APH 2006, 64, 175-183:

GP attitudes towards health, prevention and poverty in deprived communities:
does working with capitation or fee-for-service make a difference ?

B. Art, C. Snauwaert, B. Masureel, J. De Maeseneer

Keywords: attitude, capitation, fee-for-service, poverty, preventive medicine, primary health care

Objectives: To explore general practitioners’ attitudes towards health, poverty and prevention and to examine if payment system or practice setting plays a role.

Design: a qualitative study using semistructured interviews.

Setting: two neighbouring deprived inner-city areas in Ghent, Belgium.

Participants: 20 general practitioners.

Main outcome measures: practice and payment type. Respondents’ definitions of health and poverty, attitudes towards poverty and preventive medicine. Reasons for not practising preventive medicine.

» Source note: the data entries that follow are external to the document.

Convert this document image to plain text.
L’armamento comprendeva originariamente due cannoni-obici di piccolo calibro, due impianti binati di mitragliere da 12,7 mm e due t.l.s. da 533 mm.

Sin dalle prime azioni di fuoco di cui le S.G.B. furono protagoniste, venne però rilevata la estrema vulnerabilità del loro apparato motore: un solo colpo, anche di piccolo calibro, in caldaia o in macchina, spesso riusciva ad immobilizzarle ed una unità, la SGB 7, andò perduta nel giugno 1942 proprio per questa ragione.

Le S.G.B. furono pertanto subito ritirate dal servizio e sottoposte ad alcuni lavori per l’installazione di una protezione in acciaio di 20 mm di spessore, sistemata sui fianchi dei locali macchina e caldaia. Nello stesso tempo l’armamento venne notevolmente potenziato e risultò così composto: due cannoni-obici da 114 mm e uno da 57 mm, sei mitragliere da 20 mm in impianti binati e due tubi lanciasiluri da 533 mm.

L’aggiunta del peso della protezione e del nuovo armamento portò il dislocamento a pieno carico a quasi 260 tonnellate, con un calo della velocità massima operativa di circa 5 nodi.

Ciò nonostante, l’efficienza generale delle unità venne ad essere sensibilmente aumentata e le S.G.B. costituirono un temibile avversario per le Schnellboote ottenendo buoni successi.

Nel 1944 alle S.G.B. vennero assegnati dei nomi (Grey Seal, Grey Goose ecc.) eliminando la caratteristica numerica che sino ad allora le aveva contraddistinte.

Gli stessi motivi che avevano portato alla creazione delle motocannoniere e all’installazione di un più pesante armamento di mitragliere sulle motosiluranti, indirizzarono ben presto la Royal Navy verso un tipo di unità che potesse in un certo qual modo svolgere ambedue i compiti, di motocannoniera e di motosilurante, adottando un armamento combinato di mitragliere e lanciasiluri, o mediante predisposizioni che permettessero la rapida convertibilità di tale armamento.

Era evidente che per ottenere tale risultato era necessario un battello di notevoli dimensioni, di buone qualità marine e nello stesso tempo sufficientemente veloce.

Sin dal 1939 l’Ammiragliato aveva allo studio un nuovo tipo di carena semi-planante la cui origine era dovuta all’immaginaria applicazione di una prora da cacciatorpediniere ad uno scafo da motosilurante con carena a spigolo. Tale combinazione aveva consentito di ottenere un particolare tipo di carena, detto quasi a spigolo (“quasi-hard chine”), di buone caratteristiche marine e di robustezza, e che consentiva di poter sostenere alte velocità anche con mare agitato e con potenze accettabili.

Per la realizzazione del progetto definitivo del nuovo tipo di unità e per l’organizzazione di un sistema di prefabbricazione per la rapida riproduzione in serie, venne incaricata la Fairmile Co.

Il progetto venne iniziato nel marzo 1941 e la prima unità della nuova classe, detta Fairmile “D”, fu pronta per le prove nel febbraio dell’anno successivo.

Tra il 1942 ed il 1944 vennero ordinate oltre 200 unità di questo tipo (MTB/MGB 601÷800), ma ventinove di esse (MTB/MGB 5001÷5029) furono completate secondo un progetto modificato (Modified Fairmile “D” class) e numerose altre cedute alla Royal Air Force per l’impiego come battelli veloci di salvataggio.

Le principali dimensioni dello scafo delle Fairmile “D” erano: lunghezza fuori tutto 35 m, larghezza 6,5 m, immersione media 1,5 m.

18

Results: Concerning the definition of health and disease, illness provoking factors, attitudes towards other cultures, identifying thresholds in access to primary care, no differences were noted between the different payment systems or practice settings. Attitudes towards poverty did show differences. Preventive medicine was viewed as an important part of general practice, although solo GPs were more negative about their own role in prevention. A gradient was found in the extent to which
preventive medicine was practised from single-handed practice over group to health centre.

Conclusions: The findings of this small sample study suggest it does make a difference whether you work alone or in group as a GP, in order to fulfil the complex task of primary care in a deprived city area. Whether working in group has a positive effect on your attitudes or vice versa remains unclear. Working with capitated or fee-for-service reimbursement seems less important.